The new chapter isn’t a guaranteed easy one, but turning the page feels so good.
So, I want you to remember that, if you feel stuck right now. If you feel forced to sit in the middle of your “in the meantime” phase, no matter what that looks like for you.
You’ll look back one day, and your life will be completely different. And you’ll realize despite all that stress, there were still those sweet snippets, too. Because growth, enrichment, and the really good stuff… happens in the midst of the struggle.
And they really were happy.
Such a fun look back at your sweet family. It has been fun watching them grow on your blog. I had to do a double take at the last photo – all grown up! Oh… and you are not the only one with a billion photos on your phone. I hesitate to update mine for that reason, as it takes time to clean them out and keep the ones you want.

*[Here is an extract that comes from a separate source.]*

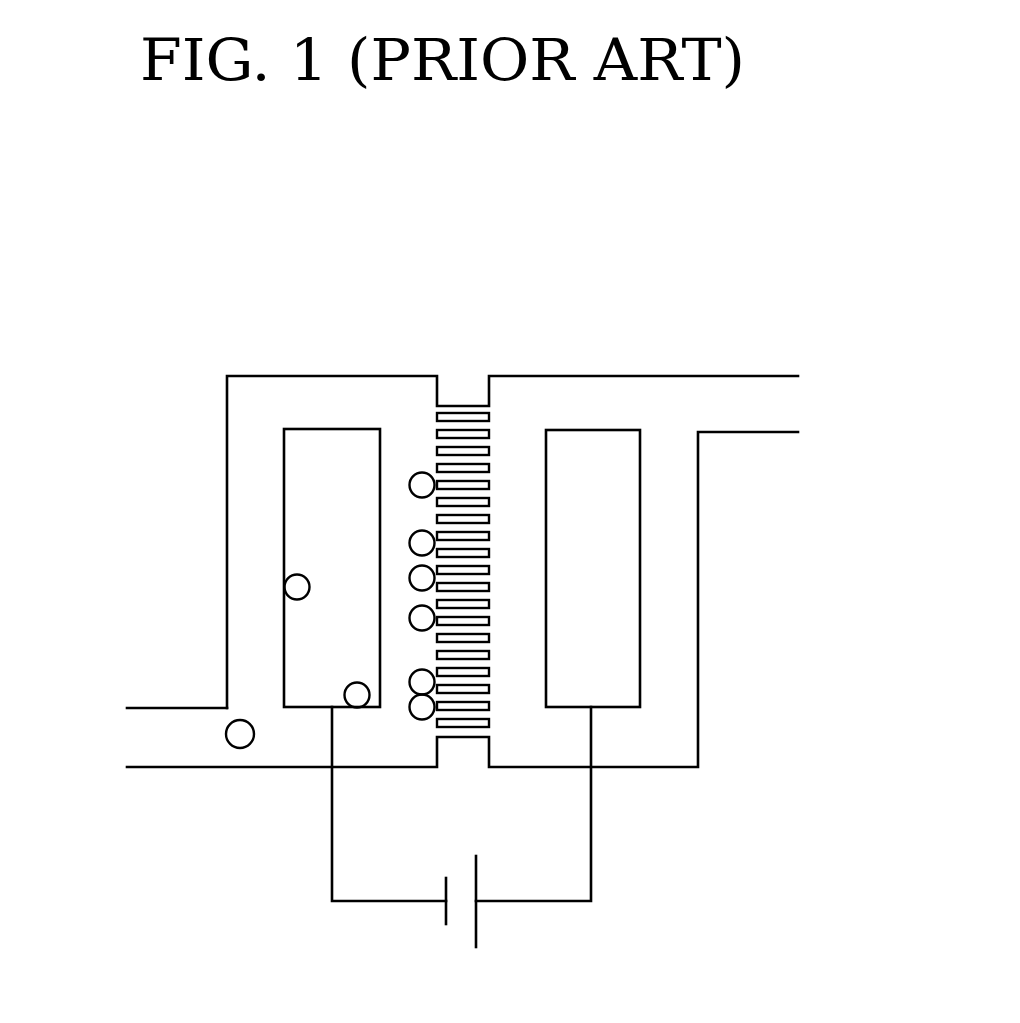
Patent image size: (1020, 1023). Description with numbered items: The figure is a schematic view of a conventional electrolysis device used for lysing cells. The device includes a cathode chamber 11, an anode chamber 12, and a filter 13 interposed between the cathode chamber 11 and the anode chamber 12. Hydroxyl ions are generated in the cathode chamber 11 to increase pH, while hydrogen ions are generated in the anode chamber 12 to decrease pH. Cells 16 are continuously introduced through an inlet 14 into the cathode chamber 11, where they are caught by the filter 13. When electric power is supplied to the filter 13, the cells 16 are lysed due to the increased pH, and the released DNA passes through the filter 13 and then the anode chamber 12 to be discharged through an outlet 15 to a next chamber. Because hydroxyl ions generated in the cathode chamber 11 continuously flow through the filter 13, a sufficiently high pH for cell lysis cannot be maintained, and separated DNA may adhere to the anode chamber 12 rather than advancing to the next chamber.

Awe thank you so much Diane – it happens way too quickly – that’s for sure! I wish time could slow down. And I’m so glad I’m not alone with the photos! It’s out of control. Hugs to you and your sweet family!
Your waiting was such an encouragement to me back then as it was a season of waiting and change in my own family. Now that we’re in yet another season of waiting and change, and I’ve been wondering how it’s all affecting the kiddos, this was equally encouraging today. Thank you!
Awe Tiffany – thank you so much for stopping by and sharing today. Waiting is NEVER easy but I’m sending all the love and hugs your way. For what it’s worth, our kids really are kind of amazing. Yours included. Because we care, and we put in the hard work. We worry so much, and they really are just fine. Dare I say, thriving.
Two apps that you might like for your 85k photos:
– Gemini – compares your photos and picks the AI “best one” allowing you to delete the others
– 1 Second a Day – You choose a snippet of each day (or allow it to auto populate for you) and it creates a video for you. At the end of the month/year you can create a 5 min video to see moments of your life. I do an extended version (more than one photo/day) for us and a normal version (one photo) to share with fam/friends.
And thanks for the reminder on being stuck. It was much needed.
Love this! Thank you for the recommendations!